5 Ekim Dünya Öğretmenler Günü: Öğretmenler İçin Birlikte, Yarınlar İçin Birlikte!

Eğitim Sen tarafından yapılan açıklama;

Bugün, 5 Ekim Dünya Öğretmenler Günü. Birleşmiş Milletler Eğitim, Bilim ve Kültür Örgütü (UNESCO) ile Uluslararası Çalışma Örgütü (ILO) tarafından 1994 yılında ilan edilen bu gün, yalnızca bir kutlama değil, öğretmenlerin ve eğitim emekçilerinin uluslararası ölçekte birlik, dayanışma ve mücadele günüdür.

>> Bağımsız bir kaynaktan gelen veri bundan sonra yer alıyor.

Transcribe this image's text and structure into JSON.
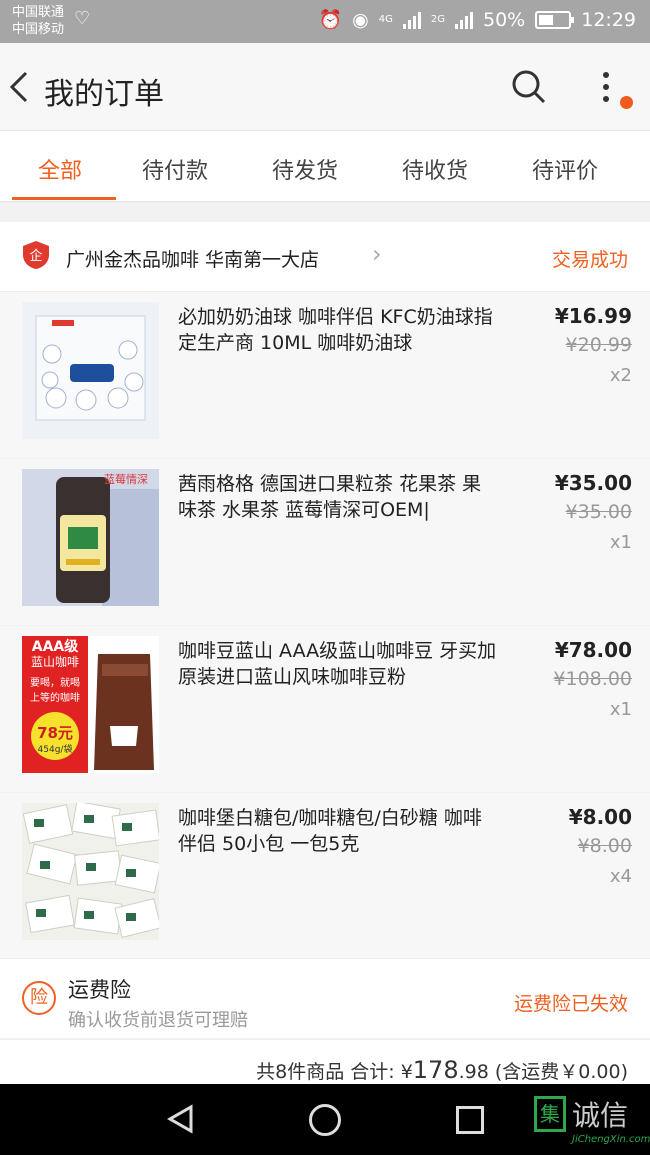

Dünya genelinde 32 milyondan fazla eğitim emekçisini kapsayan ve Türkiye’den yalnızca Eğitim Sen’in üyesi olduğu Eğitim Enternasyonali (Education International) bu yıl 5 Ekim’i “Öğretmenler İçin Birlikte, Yarınlar İçin Birlikte” şiarıyla kutlamaktadır.

Bu şiar, sadece kendi haklarımız için değil, öğrencilerimizin geleceği için de birlikte mücadele etmenin önemini bir kez daha hatırlatmaktadır.

Öğretmenlerin Statüsü Tavsiyesi, öğretmenlerin haklarını güçlendirmeyi ve mesleğin saygınlığını yükseltmeyi hedefleyen, uluslararası ölçekte bağlayıcı bir belge niteliği taşımaktadır.

Türkiye bu tavsiyeyi imzalamış olmasına rağmen, yıllar geçmesine karşın yükümlülüklerini yerine getirmemektedir.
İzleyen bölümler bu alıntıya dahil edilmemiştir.